Double imposition - Tracasseries bureaucratiques - Portugal

libre prestation de services
convention fiscale
double imposition
Portugal
formalité administrative

Chronologie

23/3/2012 Envoi question
14/5/2012 Réponse

Question n° 5-5978 du 23 mars 2012 : (Question posée en néerlandais)

Une SPRL (société privée à responsabilité limitée) belge fournit régulièrement des services à diverses entreprises européennes. Ces services sont rendus dans des pays européens. La SPRL belge fournit ainsi des services au Portugal pour une firme locale, et les lui facture de façon réglementaire. À un moment donné, cette firme portugaise, se basant sur la convention belgo-portugaise préventive de la double imposition, prie la SPRL belge de compléter le formulaire « MOD. 21-RFI » émanant du ministère portugais des Finances (Service DGCI-DSRI), de le signer et de le faire certifier par « the competent tax authorities of the beneficial owner's state of residence » (en l'occurrence, le SPF Finances, plus précisément, le bureau local de l'impôt des sociétés). Si ce formulaire « MOD. 21-RFI » ne lui est pas transmis dûment certifié, la firme portugaise retiendra un impôt portugais sur les sommes facturées.

Voici mes questions :

1) Ce procédé est-il normal ? La SPRL belge affirme n'être confrontée avec une telle vérification dans aucun autre pays de l'Union européenne.
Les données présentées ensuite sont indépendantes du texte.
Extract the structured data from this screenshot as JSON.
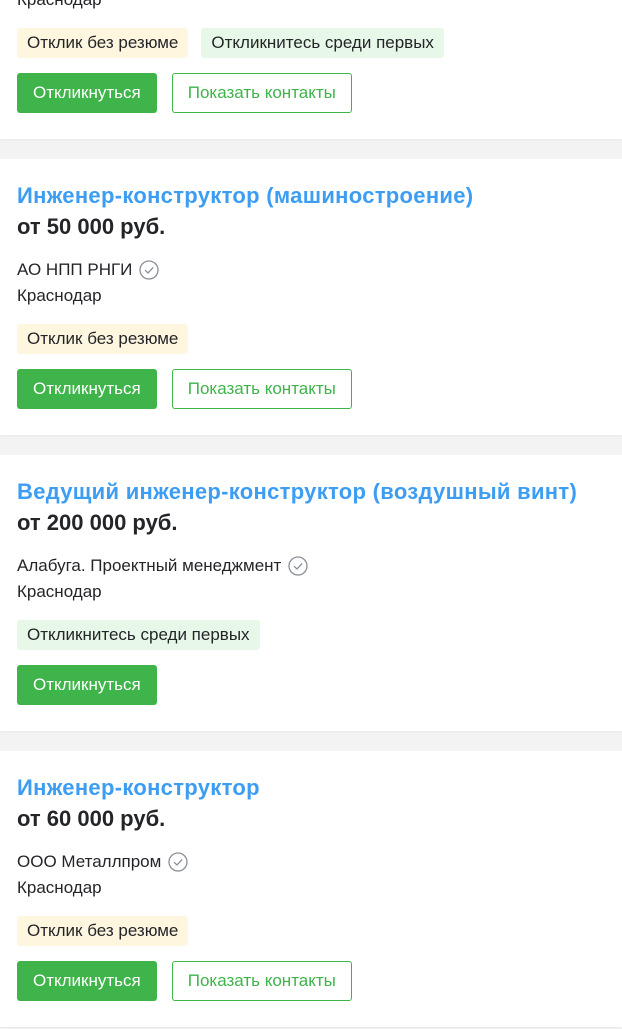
{
  "vacancies": [
    {
      "title": "",
      "salary": "",
      "company": "",
      "city": "Краснодар",
      "badges": [
        "Отклик без резюме",
        "Откликнитесь среди первых"
      ],
      "respond_label": "Откликнуться",
      "contacts_label": "Показать контакты"
    },
    {
      "title": "Инженер-конструктор (машиностроение)",
      "salary": "от 50 000 руб.",
      "company": "АО НПП РНГИ",
      "company_icon": "verified-check-icon",
      "city": "Краснодар",
      "badges": [
        "Отклик без резюме"
      ],
      "respond_label": "Откликнуться",
      "contacts_label": "Показать контакты"
    },
    {
      "title": "Ведущий инженер-конструктор (воздушный винт)",
      "salary": "от 200 000 руб.",
      "company": "Алабуга. Проектный менеджмент",
      "company_icon": "verified-check-icon",
      "city": "Краснодар",
      "badges": [
        "Откликнитесь среди первых"
      ],
      "respond_label": "Откликнуться"
    },
    {
      "title": "Инженер-конструктор",
      "salary": "от 60 000 руб.",
      "company": "ООО Металлпром",
      "company_icon": "verified-check-icon",
      "city": "Краснодар",
      "badges": [
        "Отклик без резюме"
      ],
      "respond_label": "Откликнуться",
      "contacts_label": "Показать контакты"
    }
  ],
  "colors": {
    "title_link": "#3c9df2",
    "primary_button": "#3eb44a",
    "badge_no_resume": "#fff6e0",
    "badge_first": "#e8f8e8",
    "page_background": "#f3f3f3"
  }
}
Le ministre peut-il expliquer pourquoi le Portugal exige cette certification et si elle est conforme aux traités et aux règles du marché intérieur et de la libre circulation ?
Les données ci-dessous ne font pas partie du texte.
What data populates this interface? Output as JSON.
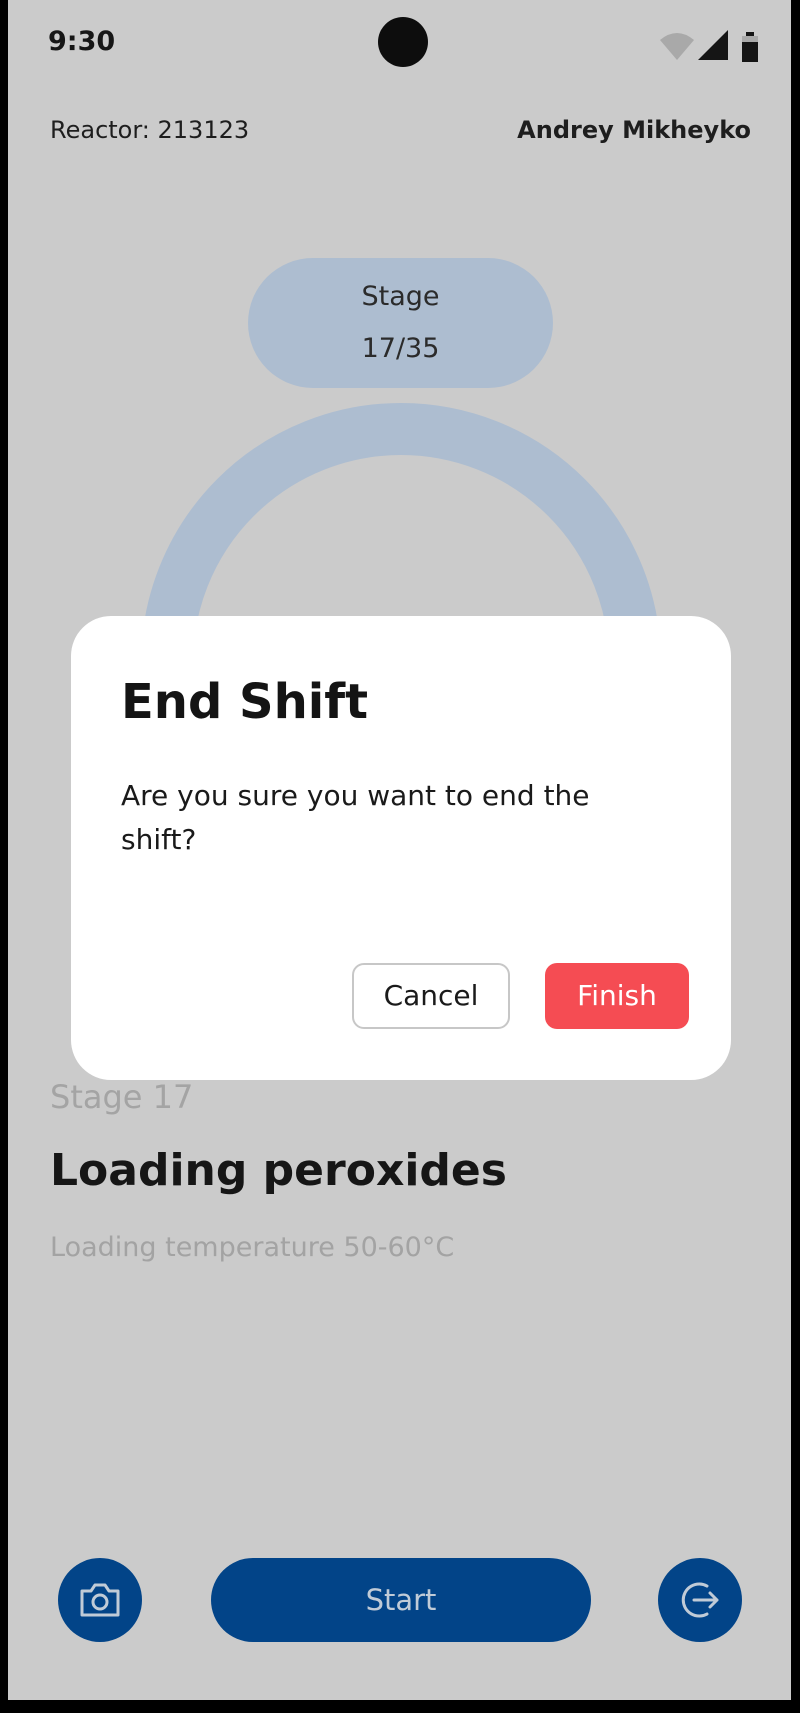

2) Les administrations portugaises et belges ne pourraient-elles pas échanger ces données automatiquement ? Actuellement, alors que l'information est disponible auprès de la Banque-carrefour des entreprises (BCE), la société belge est tenue de compléter chaque fois un formulaire portugais détaillé, de le faire vérifier par un bureau local de taxation et de l'envoyer à la firme portugaise, qui le transmettra aux autorités portugaises. Ne pourrait-on pas simplifier cette procédure ?

Réponse reçue le 14 mai 2012 :

1. La formalité administrative évoquée par l'honorable membre, par laquelle les débiteurs de revenus en provenance de certains pays demandent une certification, relève en effet du cours normal des affaires. Ceci se produit principalement dans les États dont le droit fiscal interne prévoit une retenue à la source sur les montants facturés à leurs sociétés résidentes. Le débiteur du revenu est alors en même temps débiteur de l'impôt sur les revenus.

La convention préventive de la double imposition avec le Portugal attribue le droit d'imposer le revenu de ces factures à la Belgique, mais le Portugal peut imposer, comme État de la source, une charge de preuve qui doit permettre à l'autorité fiscale de déterminer si les conditions conventionnelles sont remplies.

En ce sens, le Ministère portugais des Finances impose la certification du formulaire « MOD.21-RF1 » pour mettre l'entreprise portugaise en mesure d'apprécier si le destinataire final du revenu concerne effectivement une entreprise belge. Cette réglementation portugaise est conforme à ladite convention et ne va pas à l'encontre des règles relatives au marché intérieur et à la libre circulation.

2. L'échange automatique de renseignements visé par l'honorable membre se fait uniquement entre autorités (fiscales). En l’occurrence, l'entreprise portugaise doit juger sous sa responsabilité si l'octroi de l'exonération à la source fondée sur la convention préventive de la double imposition est, oui ou non, justifié. L'autorité portugaise met le formulaire « MOD.21-RF1 » à disposition dans le but de simplifier la charge de la preuve au niveau de l'entreprise portugaise.